Evet bildiğiniz üzere Pıtırcan, Börülce,Kuzen ve ben Thassos’daydık:)Cumartesi yani Arife günü saat 04:50ta İstanbulda başladığımız yolculuğumuza 08:00’de İpsala sınırında ara verdik. Daha önceki postlarda araç ve pasaport işlemlerinden bahsetmiştim. Biz geçen sene uluslararası ehliyet ve yeşil sigorta yaptırmıştık. Ehliyetin süresi 1 yıllık olduğu için bunu yenilememiz gerekmedi. Sadece 63 Euro karşılığında 15 günlük sigorta yaptırarark sınırdan sorunsuz bir şekilde geçtik. Biz işlemlerimizi geçen seneki gibi yine İstanbul Turing’de yapmıştık, ama yeniden hatırlatayım bu işlemleri sınır kapısında da yapmanız mümkün.

Bu sene geçen seneye göre yoğunluk daha fazlaydı, toplam da 1 saat 10 dakika gibi bir süre içinde iki sınır kapısından da geçerek, Xhanti yoluna doğru ilerlemeye başladık. buraya yaklaşınca zaten tabelalarda “Thassos Ferry” uyarısını göreceksiniz.Christopoli çıkışından çıkıp Keramoti’ye doğru yaklaşık 1.15 dakikalık bir yolculuk yaptıktan sonra 11:00 feribotuna binip adaya geçtik.

İşte güzel ve yeşil ada, yeniden karşımızdaydı:)

Geçen sene oldukça yüksek olan  Türk Aile nufusunun bu sene ikiye katlandığını söyleyebilirim.

Kendimizi resmen geyikli- bozcaada feribotunda gibi hissettik:)

Adaya iner inmez geçen sene de konaklamış olduğumuz “Kamari Beach Hotel” e doğru yola çıktık.Geçmiş seyahatimizin verdiği tecrübe ve bilgiyle yeni misafirlerimiz de bilgilendirmeyi hiç ihmal etmedik:) Limandan 35 dakika sonra oteldeydik.

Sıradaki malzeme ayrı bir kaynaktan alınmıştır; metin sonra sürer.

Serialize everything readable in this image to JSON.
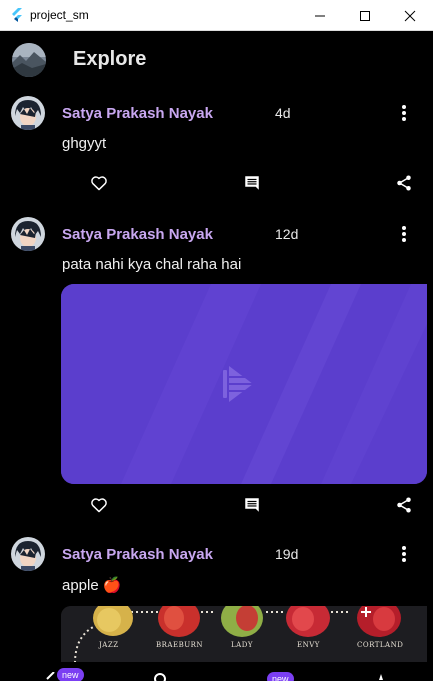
{
  "window": {
    "title": "project_sm",
    "app_icon": "flutter-icon"
  },
  "appbar": {
    "title": "Explore",
    "avatar_icon": "profile-avatar"
  },
  "posts": [
    {
      "author": "Satya Prakash Nayak",
      "time": "4d",
      "text": "ghgyyt",
      "media": "none"
    },
    {
      "author": "Satya Prakash Nayak",
      "time": "12d",
      "text": "pata nahi kya chal raha hai",
      "media": "image-placeholder"
    },
    {
      "author": "Satya Prakash Nayak",
      "time": "19d",
      "text": "apple 🍎",
      "media": "apple-varieties-photo",
      "media_labels": [
        "JAZZ",
        "BRAEBURN",
        "LADY",
        "ENVY",
        "CORTLAND"
      ]
    }
  ],
  "actions": {
    "like_icon": "heart-icon",
    "comment_icon": "comment-icon",
    "share_icon": "share-icon",
    "menu_icon": "more-vert-icon"
  },
  "bottom_nav": {
    "badges": [
      "new",
      "new"
    ]
  },
  "colors": {
    "background": "#000000",
    "author": "#c8a7f0",
    "media_purple": "#5e40cf",
    "badge": "#7b3ff2"
  }
}
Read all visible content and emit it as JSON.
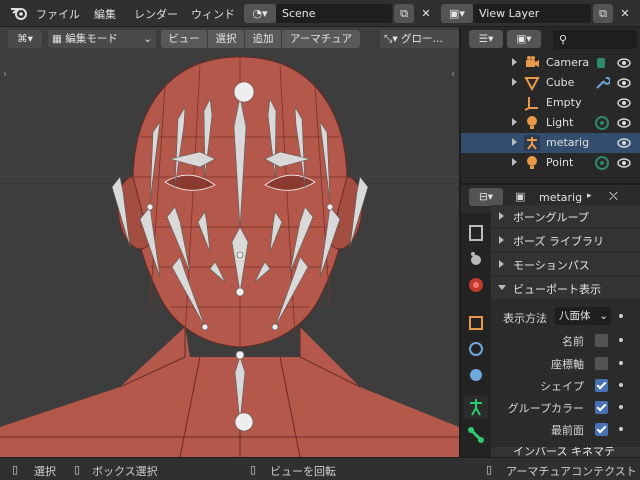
{
  "topbar": {
    "menus": [
      "ファイル",
      "編集",
      "レンダー",
      "ウィンド"
    ],
    "scene_label": "Scene",
    "view_layer_label": "View Layer"
  },
  "viewport": {
    "mode_label": "編集モード",
    "menu_view": "ビュー",
    "menu_select": "選択",
    "menu_add": "追加",
    "menu_armature": "アーマチュア",
    "orientation_label": "グロー…"
  },
  "outliner": {
    "items": [
      {
        "label": "Camera",
        "icon": "camera-icon",
        "extra": "camera-data-icon",
        "selected": false
      },
      {
        "label": "Cube",
        "icon": "mesh-cube-icon",
        "extra": "wrench-icon",
        "selected": false
      },
      {
        "label": "Empty",
        "icon": "empty-axes-icon",
        "extra": "",
        "selected": false
      },
      {
        "label": "Light",
        "icon": "light-icon",
        "extra": "light-data-icon",
        "selected": false
      },
      {
        "label": "metarig",
        "icon": "armature-icon",
        "extra": "",
        "selected": true
      },
      {
        "label": "Point",
        "icon": "light-icon",
        "extra": "light-data-icon",
        "selected": false
      }
    ]
  },
  "properties": {
    "object_name": "metarig",
    "panels": {
      "bone_groups": "ボーングループ",
      "pose_library": "ボーズ ライブラリ",
      "motion_paths": "モーションパス",
      "viewport_display": "ビューポート表示"
    },
    "display_as_label": "表示方法",
    "display_as_value": "八面体",
    "options": [
      {
        "label": "名前",
        "checked": false
      },
      {
        "label": "座標軸",
        "checked": false
      },
      {
        "label": "シェイプ",
        "checked": true
      },
      {
        "label": "グループカラー",
        "checked": true
      },
      {
        "label": "最前面",
        "checked": true
      }
    ],
    "bottom_panel_partial": "インバース キネマテ"
  },
  "statusbar": {
    "select": "選択",
    "box_select": "ボックス選択",
    "rotate_view": "ビューを回転",
    "context": "アーマチュアコンテクスト"
  },
  "colors": {
    "accent_blue": "#4772b3",
    "selected_row": "#334d6e",
    "face_skin": "#b3584a",
    "bone_white": "#e6e6e6"
  }
}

Oldukça acıktığımıziçin ilk iş kendimizi hemen yan otelin tavernası olan “Atrium Taverna”ya atıp karnımızı bir güzel doyurduk:)

  

Akşam yemeğine kadar Potos sahilinin ve havuzumuzun keyfini çıkartıp dinlendik. İlk seferden bu yana kendimi çok yakın hissettiğim bu adada ev konforunda tatil yapabilmenin keyfini çıkarttıım:)

İlk akşam yemeği için tercihimiz Potos sahili oldu. İsmini hatırlayamadığım ama “A” harfiyle başladığından emin olduğum bir balık restaurantında aldık soluğu.

Potos sahilindeki bir iki restauranttan biri zaten, hatta son gece yemek yediğimiz Posedion’un hemen yanıydı sanırım:)

 

Muhteşem karidesler, ahtapotlar, olmazsa olmazım Greek Salad, Feta peyniri, ızgara uskumru, midyeli pilav, kalamarlar ve tadına doyamadığım köz patlıcan salatası:)

 

Daha ne olsun! Hep söylüyorum yine söylüyorum, sadece yemek yemek için bile buraya defalarca gelinir:)

Pazar günü yani ikinci günümüz oluyor, kahvaltımızın ardından Livadi Beach’e gitmeye ordan da öğlen yemeği için Aliki’ye gitmeye karar verdik. Böylece çömezlerimize de adanın tüm güzelliklerini gösterebilecektik.

Livadi geçen sene sadece fotoğrafladığımız ama çok vakit geçiremediğimiz bir koy.

Dağların arasında kalmış olan bu doğal plajın keyfini bu sefer sürdüğümüzü söyleyebilirim.

Kişi başı 2,5 euro karşılığında şemsiye ve şezlonglarımızı alıp yarım gun burda denize girdik.

 

Bol kayalıklı bir bölge ama deniz muhteşem, kesinle denemenizi tavsiye ederim.

Burdan çıkıp öğlen yemeği için soluğu Aliki’de aldık. Tabii bizim çömezlerin karşılaştıkları manzaradan ağızları açık kaldı:)) Yemek için,  yüzünüz denize dönükken sağda biraz tepede kalan restaurantı tercih ettik. 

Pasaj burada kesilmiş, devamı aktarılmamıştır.